Selon toute probabilité, les elfes ont investi la Miraleen peu
de temps après leur arrivée en Caraheen. Le climat de cette
contrée généreuse fut certainement propice au développement des premiers elfes. Pendant des millénaires, seuls
fleurirent quelques villages isolés. Puis, à mesure que les
pouvoirs arcaniques du peuple fée prenaient de l’ampleur,
leurs habitants purent construire de plus gros bateaux et
maîtriser les compétences qui, à terme, allaient leur permettre de commercer sur toute la côte d’Eredane et jusque
sur les terres lointaines, par-delà l’océan.
Dès les débuts du Premier Âge, le port d’Alloduan prit
les proportions d’une cité cosmopolite qui rivalisait avec
Caradul, tant du point de vue économique que culturel.
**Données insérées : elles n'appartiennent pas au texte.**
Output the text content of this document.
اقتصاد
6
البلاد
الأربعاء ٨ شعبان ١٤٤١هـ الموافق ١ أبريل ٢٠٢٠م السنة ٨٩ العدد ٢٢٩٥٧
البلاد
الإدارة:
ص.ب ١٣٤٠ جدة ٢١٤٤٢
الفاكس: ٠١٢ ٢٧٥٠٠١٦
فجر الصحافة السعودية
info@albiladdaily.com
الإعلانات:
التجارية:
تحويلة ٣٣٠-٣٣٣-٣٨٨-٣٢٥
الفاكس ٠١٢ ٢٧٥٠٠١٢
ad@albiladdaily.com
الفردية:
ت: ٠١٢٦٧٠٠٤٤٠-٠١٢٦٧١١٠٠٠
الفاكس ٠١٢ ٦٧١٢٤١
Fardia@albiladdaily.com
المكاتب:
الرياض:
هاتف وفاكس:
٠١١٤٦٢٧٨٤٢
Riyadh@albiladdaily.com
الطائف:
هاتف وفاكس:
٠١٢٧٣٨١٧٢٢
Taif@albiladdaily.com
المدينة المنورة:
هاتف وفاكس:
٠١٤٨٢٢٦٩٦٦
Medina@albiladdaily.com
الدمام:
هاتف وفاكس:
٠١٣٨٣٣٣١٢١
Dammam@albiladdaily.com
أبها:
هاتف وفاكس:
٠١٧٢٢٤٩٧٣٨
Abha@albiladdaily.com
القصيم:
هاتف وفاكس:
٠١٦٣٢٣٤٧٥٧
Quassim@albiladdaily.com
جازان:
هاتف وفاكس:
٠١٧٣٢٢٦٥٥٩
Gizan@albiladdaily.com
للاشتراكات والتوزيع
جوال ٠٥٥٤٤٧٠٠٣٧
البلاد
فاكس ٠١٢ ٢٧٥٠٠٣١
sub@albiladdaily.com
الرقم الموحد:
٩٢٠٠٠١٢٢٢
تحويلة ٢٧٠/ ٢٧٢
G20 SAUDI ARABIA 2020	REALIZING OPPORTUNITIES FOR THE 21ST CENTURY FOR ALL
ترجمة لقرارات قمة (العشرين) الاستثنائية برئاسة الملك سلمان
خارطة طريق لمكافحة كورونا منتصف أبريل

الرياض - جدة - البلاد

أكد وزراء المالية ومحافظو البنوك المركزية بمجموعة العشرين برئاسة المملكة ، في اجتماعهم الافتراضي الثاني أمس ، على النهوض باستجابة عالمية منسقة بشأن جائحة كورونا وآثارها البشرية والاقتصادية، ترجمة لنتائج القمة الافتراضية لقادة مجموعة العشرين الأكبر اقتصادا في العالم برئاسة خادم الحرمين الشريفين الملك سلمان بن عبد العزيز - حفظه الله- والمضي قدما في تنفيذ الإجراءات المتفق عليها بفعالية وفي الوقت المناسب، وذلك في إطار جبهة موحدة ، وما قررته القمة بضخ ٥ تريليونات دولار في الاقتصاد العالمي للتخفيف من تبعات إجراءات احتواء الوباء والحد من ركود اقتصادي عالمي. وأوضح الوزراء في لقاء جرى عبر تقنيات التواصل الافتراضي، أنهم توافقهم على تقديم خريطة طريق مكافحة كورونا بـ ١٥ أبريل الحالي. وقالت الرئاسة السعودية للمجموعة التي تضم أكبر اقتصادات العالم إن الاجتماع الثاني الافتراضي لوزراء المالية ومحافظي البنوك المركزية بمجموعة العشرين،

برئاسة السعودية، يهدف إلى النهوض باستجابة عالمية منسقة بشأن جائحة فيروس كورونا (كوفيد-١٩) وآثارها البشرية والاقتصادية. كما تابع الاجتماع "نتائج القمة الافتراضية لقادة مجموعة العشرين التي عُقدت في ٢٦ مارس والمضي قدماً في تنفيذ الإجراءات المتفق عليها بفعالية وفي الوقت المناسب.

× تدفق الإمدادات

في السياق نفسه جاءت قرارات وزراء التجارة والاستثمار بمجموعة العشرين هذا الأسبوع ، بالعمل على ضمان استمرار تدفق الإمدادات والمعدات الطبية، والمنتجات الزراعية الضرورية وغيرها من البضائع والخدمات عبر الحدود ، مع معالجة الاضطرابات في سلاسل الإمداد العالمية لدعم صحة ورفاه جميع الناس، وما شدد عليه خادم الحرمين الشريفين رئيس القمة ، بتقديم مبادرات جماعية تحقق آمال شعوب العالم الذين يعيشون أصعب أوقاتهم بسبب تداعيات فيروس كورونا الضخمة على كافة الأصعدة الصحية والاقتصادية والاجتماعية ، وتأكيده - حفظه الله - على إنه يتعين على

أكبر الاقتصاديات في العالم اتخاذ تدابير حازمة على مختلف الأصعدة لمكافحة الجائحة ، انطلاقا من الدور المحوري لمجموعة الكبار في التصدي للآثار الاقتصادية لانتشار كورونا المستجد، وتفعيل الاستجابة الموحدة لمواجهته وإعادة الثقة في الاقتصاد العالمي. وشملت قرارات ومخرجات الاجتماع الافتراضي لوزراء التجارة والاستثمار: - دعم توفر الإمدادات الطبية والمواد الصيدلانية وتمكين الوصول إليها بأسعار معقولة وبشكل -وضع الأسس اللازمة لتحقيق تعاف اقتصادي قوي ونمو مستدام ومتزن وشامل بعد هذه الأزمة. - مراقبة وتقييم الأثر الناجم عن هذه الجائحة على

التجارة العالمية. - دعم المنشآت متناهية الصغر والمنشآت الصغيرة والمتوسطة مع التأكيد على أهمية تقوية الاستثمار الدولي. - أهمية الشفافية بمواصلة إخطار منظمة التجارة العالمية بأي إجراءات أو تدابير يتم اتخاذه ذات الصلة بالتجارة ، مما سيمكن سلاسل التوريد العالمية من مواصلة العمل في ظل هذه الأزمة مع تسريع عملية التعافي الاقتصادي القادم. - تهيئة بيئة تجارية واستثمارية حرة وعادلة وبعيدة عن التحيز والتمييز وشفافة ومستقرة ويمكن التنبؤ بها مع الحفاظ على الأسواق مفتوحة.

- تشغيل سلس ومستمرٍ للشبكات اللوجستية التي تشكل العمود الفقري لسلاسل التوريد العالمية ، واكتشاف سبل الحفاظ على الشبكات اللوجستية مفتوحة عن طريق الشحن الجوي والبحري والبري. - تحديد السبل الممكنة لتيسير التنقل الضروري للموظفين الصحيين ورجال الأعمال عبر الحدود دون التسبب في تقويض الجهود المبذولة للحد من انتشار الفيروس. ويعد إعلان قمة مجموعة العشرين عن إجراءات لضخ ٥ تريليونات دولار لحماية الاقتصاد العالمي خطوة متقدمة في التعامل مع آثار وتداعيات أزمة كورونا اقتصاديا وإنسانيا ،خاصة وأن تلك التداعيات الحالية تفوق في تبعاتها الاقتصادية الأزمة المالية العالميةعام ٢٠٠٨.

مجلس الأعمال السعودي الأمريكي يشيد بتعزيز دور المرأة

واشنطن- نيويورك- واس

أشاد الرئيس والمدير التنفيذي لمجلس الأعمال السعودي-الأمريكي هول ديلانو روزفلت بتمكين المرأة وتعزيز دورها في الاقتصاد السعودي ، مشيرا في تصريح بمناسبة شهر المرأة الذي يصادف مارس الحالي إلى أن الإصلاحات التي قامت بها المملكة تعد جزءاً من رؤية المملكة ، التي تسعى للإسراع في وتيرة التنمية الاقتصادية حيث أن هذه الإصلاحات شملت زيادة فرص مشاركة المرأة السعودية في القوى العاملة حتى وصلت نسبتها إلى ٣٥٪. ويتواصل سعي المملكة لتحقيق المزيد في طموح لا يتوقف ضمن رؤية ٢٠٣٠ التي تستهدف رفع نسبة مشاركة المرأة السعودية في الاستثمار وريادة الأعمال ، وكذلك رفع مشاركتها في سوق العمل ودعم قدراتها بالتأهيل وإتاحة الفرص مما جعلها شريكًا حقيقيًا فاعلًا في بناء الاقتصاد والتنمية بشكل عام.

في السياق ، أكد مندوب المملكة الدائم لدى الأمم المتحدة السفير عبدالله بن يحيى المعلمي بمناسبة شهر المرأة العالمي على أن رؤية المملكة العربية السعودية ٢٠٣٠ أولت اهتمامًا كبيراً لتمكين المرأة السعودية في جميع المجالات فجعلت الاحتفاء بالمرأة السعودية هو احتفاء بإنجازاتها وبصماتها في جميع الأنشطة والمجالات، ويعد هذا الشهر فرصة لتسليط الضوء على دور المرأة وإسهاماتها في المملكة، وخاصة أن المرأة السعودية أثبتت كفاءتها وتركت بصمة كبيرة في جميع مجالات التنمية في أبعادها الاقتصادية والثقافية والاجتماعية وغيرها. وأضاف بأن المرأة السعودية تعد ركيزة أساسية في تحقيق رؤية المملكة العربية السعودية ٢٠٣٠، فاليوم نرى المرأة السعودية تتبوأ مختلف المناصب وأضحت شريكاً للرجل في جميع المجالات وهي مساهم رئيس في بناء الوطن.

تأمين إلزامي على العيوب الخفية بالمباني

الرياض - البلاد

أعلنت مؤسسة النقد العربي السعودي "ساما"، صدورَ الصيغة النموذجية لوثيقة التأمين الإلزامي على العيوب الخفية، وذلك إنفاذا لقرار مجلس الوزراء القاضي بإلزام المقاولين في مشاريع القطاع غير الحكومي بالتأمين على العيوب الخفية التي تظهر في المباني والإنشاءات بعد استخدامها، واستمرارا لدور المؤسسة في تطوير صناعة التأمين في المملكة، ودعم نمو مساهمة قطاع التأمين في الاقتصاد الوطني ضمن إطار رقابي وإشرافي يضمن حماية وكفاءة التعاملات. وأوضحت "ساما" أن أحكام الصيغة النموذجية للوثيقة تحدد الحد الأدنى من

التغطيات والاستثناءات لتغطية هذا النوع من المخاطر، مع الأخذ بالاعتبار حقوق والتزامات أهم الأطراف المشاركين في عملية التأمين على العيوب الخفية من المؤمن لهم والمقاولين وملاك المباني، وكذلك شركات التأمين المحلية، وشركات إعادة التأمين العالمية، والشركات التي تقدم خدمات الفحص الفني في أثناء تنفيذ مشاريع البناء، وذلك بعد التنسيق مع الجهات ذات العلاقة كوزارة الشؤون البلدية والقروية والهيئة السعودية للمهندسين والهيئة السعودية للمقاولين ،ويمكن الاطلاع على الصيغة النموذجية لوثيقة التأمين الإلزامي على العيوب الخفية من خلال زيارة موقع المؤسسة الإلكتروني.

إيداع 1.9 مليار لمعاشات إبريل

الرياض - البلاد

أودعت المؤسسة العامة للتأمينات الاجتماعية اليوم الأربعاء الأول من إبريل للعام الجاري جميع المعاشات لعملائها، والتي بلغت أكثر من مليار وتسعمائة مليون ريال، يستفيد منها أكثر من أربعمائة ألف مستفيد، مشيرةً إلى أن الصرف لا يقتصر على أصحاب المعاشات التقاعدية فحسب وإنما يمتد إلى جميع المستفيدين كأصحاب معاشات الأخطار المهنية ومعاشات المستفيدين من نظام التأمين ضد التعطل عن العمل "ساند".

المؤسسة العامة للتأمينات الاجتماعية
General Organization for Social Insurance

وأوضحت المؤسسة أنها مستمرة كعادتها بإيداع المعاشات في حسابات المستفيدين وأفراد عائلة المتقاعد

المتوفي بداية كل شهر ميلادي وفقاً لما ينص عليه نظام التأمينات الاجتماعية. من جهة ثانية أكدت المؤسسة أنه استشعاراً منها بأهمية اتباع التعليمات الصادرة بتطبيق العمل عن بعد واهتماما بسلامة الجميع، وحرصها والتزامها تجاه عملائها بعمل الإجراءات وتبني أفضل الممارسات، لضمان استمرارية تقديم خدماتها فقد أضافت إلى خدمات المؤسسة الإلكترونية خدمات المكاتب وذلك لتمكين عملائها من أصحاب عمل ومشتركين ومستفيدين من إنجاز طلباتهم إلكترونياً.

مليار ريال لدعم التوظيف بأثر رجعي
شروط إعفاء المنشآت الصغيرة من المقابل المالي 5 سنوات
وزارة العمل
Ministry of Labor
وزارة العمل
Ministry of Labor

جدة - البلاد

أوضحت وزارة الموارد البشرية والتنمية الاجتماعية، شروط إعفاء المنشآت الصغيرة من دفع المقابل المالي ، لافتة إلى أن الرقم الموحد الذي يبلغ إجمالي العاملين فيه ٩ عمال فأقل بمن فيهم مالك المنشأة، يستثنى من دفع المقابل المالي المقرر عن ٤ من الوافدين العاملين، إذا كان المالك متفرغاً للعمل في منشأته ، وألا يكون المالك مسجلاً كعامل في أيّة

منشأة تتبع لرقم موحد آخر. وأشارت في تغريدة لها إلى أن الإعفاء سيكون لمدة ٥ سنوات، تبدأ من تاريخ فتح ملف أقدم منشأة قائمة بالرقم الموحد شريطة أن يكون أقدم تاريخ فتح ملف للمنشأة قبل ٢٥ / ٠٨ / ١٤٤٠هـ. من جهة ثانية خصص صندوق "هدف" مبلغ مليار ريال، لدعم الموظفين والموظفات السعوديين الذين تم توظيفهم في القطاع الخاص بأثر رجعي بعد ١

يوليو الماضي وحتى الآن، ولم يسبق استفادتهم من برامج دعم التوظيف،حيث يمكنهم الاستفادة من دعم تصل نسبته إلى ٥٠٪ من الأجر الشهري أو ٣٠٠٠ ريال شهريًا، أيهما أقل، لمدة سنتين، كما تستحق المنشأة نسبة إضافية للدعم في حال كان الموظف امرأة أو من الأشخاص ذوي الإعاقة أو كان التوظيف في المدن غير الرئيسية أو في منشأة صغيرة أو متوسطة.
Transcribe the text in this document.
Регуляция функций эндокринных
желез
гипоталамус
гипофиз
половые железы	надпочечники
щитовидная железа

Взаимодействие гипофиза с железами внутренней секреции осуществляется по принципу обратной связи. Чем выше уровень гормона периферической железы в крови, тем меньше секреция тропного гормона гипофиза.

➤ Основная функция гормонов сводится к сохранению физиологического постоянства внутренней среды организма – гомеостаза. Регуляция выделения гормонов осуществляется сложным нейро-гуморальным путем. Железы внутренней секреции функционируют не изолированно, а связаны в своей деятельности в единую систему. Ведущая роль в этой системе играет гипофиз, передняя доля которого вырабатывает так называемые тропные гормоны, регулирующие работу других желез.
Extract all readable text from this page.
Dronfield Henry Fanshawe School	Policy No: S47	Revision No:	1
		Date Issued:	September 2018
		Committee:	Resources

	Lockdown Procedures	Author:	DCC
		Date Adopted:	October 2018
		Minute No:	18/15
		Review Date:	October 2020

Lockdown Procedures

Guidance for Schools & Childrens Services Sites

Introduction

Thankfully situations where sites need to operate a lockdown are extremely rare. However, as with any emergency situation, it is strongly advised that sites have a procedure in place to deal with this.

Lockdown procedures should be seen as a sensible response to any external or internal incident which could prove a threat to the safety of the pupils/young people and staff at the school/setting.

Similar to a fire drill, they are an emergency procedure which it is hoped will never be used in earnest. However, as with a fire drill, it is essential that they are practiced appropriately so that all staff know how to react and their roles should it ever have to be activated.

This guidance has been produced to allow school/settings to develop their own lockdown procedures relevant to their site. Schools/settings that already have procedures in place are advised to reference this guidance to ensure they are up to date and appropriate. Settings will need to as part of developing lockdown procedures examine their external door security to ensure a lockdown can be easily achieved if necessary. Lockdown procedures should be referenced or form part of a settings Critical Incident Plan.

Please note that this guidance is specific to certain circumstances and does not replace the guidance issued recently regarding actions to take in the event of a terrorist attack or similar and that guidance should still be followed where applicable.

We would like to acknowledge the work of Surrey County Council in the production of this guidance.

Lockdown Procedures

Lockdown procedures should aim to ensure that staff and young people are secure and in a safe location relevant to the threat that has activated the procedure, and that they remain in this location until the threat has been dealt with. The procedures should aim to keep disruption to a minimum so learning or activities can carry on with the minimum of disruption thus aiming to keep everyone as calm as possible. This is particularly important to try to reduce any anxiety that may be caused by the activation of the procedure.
Le commerce avec la Palonia, le Fasimir, la Sassima et la
Sarcosa favorisa le brassage des populations et des coutumes en même temps que l’importation de marchandises
précieuses faisait la richesse d’Alloduan, plaque tournante
de ce négoce à grande échelle.
La première incursion des légions d’Izrador, hélas, porta
un rude coup au commerce. Les pays lointains craignant de
s’attirer les foudres du dieu déchu, Aradil incita les navigateurs de la Miraleen à pousser plus loin par-delà les mers en
quête d’alliés potentiels voire, si le besoin s’en faisait sentir,
de terres nouvelles où émigrer. L’exploration prit le pas sur
le négoce. Maints navires battant pavillon de la Miraleen
disparurent corps et bien, victimes de tempêtes, de la famine,
de monstres marins ou d’actes de piraterie. Alloduan garda
malgré tout son statut de port cosmopolite, et si de nombreux
elfes consacraient moins d’énergie au commerce, les marchands, autochtones comme étrangers, avaient toujours soif
de profits et d’échanges culturels.
Le déclin amorcé durant la première guerre contre
l’Ombre atteint des proportions majeures lors du conflit suivant. Les décennies de combats drainèrent les ressources de
tout le peuple elfe, y compris celles à la disposition des navigateurs. Bois d’œuvre, magie, vivres, produits manufacturés :
tout allait vers l’effort de guerre au détriment des ports, sans
oublier les sujets aptes à se battre, qui partaient tous vers le
nord. Quand Izrador fut enfin vaincu, à la fin du Deuxième
Âge, la navigation hauturière de la Miraleen n’était plus qu’un souvenir. Pis encore, les pertes qu’ils avaient essuyées
avaient effacé chez les elfes le goût du danger et l’excitation
consubstantiels aux expéditions lointaines. Ce peuple de
marins renonça à la haute mer, lui préférant le cabotage, la
pêche côtière le long des mangroves et la plongée dans les
ruines découvertes près du rivage.
Il restait cependant quelques elfes marins à n’avoir pas
oublié l’épopée des navigateurs d’autrefois. Ceux-là avaient
les yeux rivés sur l’horizon et les mains occupées à recoudre
une voile, fabriquer de la corde ou renflouer les rares navires
hauturiers que comptait le port d’Alloduan. Un mince espoir
lui aussi promis à disparaître : quand se conclut le Troisième
Âge et alors que se profilait la victoire d’Izrador, Aradil lança
les siens dans un pari audacieux. Elle ordonna au conseil
de désigner les trois mille plus talentueux et plus intrépides
navigateurs, officiers, bâtisseurs et artisans, et de les envoyer
coloniser de nouvelles terres à bord des navires les plus
robustes à disposition. À charge, pour ces hardis pionniers,
de transmettre l’héritage elfique sous le couvert d’une autre
forêt. Puis de revenir de l’avant-poste désigné pour chercher ce qui restait du peuple fée si, par malheur, l’Ombre du
Nord était entretemps parvenue à conquérir l’Erethor. Les
scribes de la cour baptisèrent cet événement l’Exode, et si un
siècle est une courte période dans la vie d’un elfe, beaucoup
commencent à s’inquiéter de ce qu’ont pu devenir les trois
mille braves, aucun de leurs navires n’étant jamais revenu.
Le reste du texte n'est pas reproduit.